Public health officials gave the green light for schools to reopen in September, but the district and teachers unions have not been able to reach an agreement to reopen classrooms. The San Francisco Unified School District’s Board of Education did have time to bar a gay parent from being appointed to the Parent Advisory Council because he was white. School officials also found time to begin a campaign to rename several San Francisco schools that are deemed “inappropriate,” including Presidents George Washington or Abraham Lincoln.

“We wholeheartedly agree that students are better served with in-person learning,” the school district’s spokeswoman, Laura Dudnick, said on Thursday. “Bringing students back to school in a large public school district is very complex and requires partnership.”

“We are eager for the city to make vaccines available to our staff,” Dudnick said.

The Centers for Disease Control and Prevention released new guidelines on how schools should reopen, and the health agency declared that school reopening’s should not be conditional on having teachers and faculty vaccinated.
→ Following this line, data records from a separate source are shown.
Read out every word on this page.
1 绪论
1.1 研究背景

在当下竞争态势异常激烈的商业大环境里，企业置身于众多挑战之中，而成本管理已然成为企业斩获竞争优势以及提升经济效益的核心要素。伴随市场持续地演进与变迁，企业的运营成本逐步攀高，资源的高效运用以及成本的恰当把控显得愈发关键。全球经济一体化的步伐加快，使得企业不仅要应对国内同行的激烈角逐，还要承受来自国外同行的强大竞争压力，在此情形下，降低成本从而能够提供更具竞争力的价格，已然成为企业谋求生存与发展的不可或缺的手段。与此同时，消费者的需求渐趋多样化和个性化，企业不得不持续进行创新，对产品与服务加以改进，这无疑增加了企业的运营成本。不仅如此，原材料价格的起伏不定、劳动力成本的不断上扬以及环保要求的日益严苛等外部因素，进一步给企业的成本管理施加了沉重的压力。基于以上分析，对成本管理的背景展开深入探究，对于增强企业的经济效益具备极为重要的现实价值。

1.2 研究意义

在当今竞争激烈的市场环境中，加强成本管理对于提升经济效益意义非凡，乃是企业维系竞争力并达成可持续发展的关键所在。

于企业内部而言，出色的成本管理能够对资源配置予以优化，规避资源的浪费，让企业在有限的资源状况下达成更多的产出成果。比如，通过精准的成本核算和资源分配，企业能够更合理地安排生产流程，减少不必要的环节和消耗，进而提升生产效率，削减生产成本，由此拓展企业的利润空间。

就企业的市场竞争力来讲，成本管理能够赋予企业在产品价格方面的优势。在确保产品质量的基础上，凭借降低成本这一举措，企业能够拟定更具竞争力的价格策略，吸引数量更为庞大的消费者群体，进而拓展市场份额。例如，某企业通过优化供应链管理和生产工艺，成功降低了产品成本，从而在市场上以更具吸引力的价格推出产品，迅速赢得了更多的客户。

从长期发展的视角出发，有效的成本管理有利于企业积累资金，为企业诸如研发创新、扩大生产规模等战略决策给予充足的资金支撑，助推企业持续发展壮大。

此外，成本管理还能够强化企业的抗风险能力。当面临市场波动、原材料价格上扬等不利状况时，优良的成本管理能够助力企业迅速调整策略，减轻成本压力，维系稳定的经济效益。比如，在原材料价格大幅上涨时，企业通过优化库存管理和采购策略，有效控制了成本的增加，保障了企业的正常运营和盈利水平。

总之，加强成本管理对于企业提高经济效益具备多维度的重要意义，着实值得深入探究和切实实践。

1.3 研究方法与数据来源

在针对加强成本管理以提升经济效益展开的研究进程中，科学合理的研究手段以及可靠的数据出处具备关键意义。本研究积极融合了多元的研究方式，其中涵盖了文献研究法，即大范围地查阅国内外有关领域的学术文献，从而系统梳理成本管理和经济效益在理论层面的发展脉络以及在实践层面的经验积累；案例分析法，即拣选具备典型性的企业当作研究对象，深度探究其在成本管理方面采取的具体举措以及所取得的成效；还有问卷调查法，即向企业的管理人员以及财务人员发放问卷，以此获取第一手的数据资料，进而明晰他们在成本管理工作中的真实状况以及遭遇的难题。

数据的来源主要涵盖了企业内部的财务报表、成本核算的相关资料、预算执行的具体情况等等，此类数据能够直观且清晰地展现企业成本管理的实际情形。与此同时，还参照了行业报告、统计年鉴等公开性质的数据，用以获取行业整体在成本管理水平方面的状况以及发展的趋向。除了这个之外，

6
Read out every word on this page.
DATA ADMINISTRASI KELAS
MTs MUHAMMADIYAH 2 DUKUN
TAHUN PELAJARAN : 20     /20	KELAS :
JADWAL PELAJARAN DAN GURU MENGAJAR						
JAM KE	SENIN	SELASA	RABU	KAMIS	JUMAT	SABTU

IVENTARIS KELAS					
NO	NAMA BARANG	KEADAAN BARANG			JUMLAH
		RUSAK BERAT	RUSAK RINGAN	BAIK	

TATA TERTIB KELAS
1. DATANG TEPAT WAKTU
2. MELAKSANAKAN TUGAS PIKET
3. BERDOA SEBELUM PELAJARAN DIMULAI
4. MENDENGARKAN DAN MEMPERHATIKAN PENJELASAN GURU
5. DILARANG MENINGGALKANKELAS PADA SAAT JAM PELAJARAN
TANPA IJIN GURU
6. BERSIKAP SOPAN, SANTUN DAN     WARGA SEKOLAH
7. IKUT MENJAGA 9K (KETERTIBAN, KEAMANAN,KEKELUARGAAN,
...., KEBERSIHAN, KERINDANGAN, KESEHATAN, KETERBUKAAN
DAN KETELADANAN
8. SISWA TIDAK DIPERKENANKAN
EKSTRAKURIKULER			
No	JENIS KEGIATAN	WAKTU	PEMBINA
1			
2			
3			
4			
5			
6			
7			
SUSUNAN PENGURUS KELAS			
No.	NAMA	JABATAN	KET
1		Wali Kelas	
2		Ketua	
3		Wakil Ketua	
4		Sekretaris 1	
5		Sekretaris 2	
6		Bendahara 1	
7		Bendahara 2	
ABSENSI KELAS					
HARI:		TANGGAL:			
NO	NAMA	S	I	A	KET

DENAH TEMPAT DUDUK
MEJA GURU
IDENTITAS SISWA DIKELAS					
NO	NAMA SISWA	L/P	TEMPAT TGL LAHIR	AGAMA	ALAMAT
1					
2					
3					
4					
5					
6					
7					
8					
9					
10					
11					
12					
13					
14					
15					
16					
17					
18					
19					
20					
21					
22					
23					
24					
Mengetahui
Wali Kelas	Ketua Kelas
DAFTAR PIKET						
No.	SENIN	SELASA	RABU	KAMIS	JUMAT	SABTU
In July, Dr. Robert Redfield, the now-former director of the CDC, warned about the psychological damage that lockdowns and remote schooling could inflict on children.

But there has been another cost that we’ve seen, particularly in high schools,” he said. “We’re seeing, sadly, far greater suicides now than we are deaths from COVID. We’re seeing far greater deaths from drug overdose that are above excess that we had as background than we are seeing the deaths from COVID.”

The former CDC director also said in July that he would “100%” have his grandchildren go back to school.

Last month, the nation’s fifth-largest school district declared that it wants to reopen as “quickly as possible” following a rash of student suicides. Clark County School District in Nevada saw double the amount of student suicides in nine months this year compared to all of last year.